Touching the feathered tribe generally, he was able to tell them off at a glance, with the habits and characteristics of each, as readily as Bob could repeat the Multiplication Table—more so, indeed, if the strict truth be insisted on, without stretching a point!
“That be a throosh,” he would say; and, “t’other, over there’s, a chaffy. He ain’t up to much now; but wait till he be moulted and he’ll coom out foine! I’ve heard tell folks in furrin’ parts vallies ’em greatly, though we in Guildford think nowt of they. I’d rayther a lark mysen, Master Bob.”
“Ah!” exclaimed Nellie, who had previously been shocked by Dick’s lack of sentiment, much pleased now at this expression of a better taste—“you do like their singing then!”
“Lawks no, miss,” replied the unprincipled boy. “Larks is foine roasted!”
Nellie was horrified.
“You don’t mean to say, Dick,” she cried, “that—that you actually eat them?”
“Aye, miss,” he replied, without an atom of shame, “we doos. They be rare tasty birds!”
She gave him up after this, going along by herself in silence.
“This is jolly!” exclaimed Bob presently, when, after getting a little way within the park and ascending the rise leading up from the shore to an open plateau above, he saw a sort of fairy dell below, at the foot of a grassy slope, the green surface of which was speckled over with daisies and buttercups. “Come along, Nell!”
Down the tempting incline he at once raced, with Nellie and Rover at his heels; and, diving beneath a jungle of blackberry-bushes at the bottom, matted together with ropes of ivy that had fallen from a withered oak, whose dry and sapless gnarled old trunk still stood proudly erect in the midst of the mass of luxuriant vegetation with which it was surrounded, Nellie heard him after a bit call out from the leafy enclosure in which he had quickly found himself—“Oh, I say, I see such a pretty fern!”
There was silence then for a moment or so, as if Bob was trying to secure the object that had taken his fancy, the quietude being broken by his giving vent to a prolonged “O-o-oh!”
“What’s the matter?” cried Nellie, who had stopped without the briary tangle into which her brother had plunged, noticing that his accents of delight suddenly changed to those of pain. “Are you hurt?”
“I’ve scratched my face,” he said ruefully, emerging from the blackberry-brake with streaks of blood across his forehead and his nose looking as if it had been in the wars. “Some beastly thorns did it.”
“Oh!” ejaculated Nellie, in sympathy and surprise; “I’m so sorry!”
“It is ‘oh,’ and it hurts too!” retorted he, dabbing his face tenderly with his pocket-handkerchief. “However, I shall get that fern I was after, though, in spite of all the prickles and thorns in the world!”

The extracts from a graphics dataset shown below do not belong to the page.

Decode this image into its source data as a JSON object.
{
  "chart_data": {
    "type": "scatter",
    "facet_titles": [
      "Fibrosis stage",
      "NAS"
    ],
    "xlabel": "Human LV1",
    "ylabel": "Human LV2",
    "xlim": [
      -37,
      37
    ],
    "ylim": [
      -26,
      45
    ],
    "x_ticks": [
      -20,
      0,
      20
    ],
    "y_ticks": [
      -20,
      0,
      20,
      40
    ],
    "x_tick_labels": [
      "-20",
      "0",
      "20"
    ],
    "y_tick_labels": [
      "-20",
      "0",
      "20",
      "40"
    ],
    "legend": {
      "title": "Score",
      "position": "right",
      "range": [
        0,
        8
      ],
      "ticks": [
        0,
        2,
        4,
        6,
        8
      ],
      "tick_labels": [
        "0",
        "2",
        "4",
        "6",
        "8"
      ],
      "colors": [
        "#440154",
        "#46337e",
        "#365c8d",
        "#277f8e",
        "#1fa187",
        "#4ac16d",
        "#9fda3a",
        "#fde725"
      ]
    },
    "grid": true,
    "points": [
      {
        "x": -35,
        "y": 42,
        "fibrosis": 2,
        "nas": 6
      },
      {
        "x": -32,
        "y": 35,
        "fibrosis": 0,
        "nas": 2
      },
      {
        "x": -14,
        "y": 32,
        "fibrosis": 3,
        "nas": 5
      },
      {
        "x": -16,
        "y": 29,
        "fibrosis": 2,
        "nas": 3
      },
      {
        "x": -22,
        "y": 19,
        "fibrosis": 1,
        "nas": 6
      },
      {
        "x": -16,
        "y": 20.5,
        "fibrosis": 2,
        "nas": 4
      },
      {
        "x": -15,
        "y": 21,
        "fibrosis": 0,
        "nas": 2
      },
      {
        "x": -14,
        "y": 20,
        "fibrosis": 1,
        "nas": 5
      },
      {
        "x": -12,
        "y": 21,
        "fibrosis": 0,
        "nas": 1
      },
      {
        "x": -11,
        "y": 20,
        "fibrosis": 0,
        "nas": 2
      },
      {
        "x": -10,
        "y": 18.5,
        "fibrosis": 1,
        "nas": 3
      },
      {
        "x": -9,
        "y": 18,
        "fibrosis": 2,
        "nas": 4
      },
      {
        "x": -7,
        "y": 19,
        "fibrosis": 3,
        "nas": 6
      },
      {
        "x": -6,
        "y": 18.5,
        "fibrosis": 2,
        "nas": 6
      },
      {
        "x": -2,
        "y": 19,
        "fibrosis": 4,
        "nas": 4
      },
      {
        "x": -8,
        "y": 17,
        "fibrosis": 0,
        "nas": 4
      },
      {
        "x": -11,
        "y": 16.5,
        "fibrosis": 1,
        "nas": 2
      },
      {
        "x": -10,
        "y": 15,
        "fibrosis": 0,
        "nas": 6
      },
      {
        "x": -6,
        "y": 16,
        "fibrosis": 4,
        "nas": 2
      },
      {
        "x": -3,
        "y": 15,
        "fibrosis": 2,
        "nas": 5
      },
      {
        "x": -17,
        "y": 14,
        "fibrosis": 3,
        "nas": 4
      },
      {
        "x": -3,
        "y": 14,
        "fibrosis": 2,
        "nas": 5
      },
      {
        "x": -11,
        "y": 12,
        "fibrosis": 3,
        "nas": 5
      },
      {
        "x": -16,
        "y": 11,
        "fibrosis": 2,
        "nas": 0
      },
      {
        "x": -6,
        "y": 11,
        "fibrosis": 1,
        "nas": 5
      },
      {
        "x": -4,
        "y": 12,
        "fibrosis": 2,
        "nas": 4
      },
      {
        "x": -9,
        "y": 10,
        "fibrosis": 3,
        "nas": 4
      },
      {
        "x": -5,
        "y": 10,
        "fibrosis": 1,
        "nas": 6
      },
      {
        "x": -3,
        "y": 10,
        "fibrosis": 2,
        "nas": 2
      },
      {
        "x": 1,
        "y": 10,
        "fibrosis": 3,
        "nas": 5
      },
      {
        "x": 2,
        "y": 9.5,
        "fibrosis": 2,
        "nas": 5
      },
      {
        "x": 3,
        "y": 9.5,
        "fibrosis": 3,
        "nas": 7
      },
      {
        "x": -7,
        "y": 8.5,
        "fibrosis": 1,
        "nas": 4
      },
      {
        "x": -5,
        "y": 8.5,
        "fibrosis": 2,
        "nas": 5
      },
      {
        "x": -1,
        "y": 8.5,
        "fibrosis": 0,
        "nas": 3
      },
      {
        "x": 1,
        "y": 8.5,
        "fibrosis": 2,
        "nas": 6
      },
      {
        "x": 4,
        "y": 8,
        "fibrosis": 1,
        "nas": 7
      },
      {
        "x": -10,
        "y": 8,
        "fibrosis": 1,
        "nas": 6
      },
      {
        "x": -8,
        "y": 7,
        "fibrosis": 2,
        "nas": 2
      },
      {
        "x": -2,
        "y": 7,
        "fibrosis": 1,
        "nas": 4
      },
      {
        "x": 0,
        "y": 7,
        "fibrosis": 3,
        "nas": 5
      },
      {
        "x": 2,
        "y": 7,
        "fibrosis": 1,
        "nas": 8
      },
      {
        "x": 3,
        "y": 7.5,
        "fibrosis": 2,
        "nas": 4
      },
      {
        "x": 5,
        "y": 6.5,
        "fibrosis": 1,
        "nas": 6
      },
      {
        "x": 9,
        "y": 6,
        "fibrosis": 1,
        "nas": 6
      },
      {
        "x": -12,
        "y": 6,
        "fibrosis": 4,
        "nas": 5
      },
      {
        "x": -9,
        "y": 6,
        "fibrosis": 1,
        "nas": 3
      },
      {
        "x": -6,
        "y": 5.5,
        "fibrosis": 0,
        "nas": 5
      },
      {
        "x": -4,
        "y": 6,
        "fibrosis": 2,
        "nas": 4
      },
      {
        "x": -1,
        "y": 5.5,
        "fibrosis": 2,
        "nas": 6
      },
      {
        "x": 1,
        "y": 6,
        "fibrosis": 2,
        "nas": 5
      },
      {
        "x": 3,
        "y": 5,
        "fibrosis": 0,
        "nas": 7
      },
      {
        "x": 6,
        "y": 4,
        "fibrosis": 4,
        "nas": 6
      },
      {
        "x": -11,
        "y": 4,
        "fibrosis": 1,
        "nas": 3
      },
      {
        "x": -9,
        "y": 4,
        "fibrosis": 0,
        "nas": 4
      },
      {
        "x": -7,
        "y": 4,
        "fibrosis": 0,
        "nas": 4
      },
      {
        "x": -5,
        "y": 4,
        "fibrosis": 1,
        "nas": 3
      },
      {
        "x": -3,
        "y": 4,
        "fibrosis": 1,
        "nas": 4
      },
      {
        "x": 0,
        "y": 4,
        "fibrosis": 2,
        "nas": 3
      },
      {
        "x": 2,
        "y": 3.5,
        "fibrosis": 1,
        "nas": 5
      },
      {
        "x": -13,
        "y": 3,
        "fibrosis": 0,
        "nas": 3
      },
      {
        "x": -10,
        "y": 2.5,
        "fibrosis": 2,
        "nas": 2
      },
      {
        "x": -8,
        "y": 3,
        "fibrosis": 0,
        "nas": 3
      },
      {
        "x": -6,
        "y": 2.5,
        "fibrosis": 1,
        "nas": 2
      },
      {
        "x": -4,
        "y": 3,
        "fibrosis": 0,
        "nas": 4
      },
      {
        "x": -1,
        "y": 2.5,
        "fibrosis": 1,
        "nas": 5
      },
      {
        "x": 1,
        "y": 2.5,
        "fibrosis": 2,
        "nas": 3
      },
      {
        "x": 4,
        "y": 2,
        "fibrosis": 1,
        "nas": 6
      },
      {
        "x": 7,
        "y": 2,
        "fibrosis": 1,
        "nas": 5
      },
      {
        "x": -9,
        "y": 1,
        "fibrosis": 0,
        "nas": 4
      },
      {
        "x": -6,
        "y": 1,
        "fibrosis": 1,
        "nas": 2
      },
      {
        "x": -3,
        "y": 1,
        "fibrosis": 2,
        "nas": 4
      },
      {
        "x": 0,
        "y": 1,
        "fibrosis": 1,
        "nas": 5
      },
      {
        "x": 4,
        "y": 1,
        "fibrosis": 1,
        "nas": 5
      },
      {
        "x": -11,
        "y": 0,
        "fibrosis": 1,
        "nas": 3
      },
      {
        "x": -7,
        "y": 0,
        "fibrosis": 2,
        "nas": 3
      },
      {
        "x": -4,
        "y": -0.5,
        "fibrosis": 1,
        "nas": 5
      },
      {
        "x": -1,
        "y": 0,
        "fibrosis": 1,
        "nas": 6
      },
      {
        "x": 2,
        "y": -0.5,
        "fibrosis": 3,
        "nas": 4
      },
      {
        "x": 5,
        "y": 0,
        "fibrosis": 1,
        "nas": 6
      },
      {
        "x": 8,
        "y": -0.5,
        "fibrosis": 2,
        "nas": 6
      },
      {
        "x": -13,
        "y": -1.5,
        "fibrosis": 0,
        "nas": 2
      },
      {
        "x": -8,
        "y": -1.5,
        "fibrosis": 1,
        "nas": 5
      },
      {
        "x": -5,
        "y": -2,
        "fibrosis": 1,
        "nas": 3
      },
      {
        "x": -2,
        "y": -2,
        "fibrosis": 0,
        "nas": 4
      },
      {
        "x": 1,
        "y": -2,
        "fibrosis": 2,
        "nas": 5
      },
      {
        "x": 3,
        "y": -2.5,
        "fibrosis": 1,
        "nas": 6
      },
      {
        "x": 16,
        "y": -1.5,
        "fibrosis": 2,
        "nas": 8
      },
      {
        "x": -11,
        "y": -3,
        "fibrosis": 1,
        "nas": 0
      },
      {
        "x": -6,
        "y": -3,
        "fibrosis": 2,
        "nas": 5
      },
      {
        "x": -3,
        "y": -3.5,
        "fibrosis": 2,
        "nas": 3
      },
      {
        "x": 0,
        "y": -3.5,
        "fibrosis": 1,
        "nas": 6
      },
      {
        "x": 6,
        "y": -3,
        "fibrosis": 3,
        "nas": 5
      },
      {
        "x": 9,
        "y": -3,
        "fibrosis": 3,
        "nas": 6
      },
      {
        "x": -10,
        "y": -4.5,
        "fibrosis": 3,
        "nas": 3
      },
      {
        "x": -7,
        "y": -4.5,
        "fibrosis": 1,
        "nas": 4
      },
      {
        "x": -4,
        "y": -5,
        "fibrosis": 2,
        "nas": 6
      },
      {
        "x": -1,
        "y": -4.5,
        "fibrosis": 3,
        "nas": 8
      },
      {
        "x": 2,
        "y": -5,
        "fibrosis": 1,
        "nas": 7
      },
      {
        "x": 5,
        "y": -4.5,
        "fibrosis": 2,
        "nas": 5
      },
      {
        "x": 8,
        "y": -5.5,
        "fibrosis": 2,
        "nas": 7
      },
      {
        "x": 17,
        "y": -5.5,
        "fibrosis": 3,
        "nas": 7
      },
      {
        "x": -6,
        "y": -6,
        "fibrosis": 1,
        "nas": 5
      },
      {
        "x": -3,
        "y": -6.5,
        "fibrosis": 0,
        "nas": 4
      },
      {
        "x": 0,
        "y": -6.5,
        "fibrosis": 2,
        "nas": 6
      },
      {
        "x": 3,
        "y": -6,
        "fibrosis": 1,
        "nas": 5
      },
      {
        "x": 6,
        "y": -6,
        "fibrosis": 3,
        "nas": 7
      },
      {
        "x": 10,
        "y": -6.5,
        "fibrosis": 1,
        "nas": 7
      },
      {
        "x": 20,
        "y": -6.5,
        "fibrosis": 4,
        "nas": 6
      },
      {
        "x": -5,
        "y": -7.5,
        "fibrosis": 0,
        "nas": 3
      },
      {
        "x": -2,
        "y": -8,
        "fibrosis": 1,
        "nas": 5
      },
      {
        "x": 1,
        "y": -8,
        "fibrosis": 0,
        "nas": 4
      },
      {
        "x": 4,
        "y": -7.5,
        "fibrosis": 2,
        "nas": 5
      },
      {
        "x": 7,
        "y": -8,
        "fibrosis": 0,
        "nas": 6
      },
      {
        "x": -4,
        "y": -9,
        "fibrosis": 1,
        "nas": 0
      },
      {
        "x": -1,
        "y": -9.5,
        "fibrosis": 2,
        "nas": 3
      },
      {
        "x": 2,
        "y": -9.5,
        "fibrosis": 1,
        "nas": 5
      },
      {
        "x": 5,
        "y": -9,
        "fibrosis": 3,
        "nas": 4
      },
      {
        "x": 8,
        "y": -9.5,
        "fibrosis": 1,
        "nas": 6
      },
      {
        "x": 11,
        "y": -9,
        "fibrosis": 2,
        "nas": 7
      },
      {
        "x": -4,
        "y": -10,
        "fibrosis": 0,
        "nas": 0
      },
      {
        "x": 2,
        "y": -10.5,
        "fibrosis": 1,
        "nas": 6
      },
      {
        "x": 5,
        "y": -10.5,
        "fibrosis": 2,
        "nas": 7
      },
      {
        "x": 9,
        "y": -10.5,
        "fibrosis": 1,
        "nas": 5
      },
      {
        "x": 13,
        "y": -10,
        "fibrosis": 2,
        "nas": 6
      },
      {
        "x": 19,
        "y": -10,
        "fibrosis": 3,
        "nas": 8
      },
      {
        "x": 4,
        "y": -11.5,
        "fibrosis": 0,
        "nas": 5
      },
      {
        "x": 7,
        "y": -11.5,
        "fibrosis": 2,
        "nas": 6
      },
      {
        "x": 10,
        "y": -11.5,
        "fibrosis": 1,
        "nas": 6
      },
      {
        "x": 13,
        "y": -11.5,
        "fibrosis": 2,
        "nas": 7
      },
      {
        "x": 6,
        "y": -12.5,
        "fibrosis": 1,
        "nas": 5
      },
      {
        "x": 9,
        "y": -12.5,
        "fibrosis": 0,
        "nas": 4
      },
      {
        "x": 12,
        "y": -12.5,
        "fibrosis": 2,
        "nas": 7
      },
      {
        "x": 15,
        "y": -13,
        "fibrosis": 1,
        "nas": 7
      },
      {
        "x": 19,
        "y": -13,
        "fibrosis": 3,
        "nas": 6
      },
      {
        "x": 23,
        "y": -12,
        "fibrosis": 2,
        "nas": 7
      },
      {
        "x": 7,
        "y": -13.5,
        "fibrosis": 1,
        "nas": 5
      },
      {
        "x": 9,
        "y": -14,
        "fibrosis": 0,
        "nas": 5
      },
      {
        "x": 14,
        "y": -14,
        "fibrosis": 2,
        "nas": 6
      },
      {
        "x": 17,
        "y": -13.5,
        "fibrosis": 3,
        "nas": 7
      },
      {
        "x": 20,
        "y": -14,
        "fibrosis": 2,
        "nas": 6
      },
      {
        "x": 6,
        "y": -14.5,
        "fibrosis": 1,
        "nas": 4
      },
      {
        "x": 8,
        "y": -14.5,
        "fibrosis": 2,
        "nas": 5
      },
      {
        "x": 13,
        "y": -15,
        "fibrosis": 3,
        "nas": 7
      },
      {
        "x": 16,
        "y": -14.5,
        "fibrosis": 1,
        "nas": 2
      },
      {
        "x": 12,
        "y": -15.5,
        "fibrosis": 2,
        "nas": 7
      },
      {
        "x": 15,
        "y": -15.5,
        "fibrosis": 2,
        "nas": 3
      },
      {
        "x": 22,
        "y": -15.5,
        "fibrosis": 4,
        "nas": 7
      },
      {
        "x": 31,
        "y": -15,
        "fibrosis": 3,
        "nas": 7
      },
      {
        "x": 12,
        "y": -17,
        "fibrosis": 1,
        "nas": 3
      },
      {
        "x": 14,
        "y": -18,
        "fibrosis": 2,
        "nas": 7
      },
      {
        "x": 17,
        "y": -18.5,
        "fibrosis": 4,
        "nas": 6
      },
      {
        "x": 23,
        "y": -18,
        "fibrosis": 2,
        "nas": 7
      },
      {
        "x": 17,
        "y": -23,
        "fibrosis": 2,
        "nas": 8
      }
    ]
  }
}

So saying, in he dashed again, stooping under the thorny network, and came out ere long with a beautiful specimen of the shuttlecock fern, which elicited as expressive an “Oh” from Nellie as the sight of his scratched face had just previously done—an “Oh” of admiration and delight. But, as with Bob, her joyful exclamation was quickly followed by an expression of woe.
As she stepped forward to inspect the fern more closely, she put her foot on a rotten branch of the oak-tree, which had become broken off from its parent stem and lay stretched across the dell, forming a sort of frail bridge over the prickly chasm below up to the higher ground on which she stood.
Alas! the decayed wood gave way under her weight, slight as that was, and Nellie, uttering a wild shriek of terror, disappeared from Bob’s astonished gaze.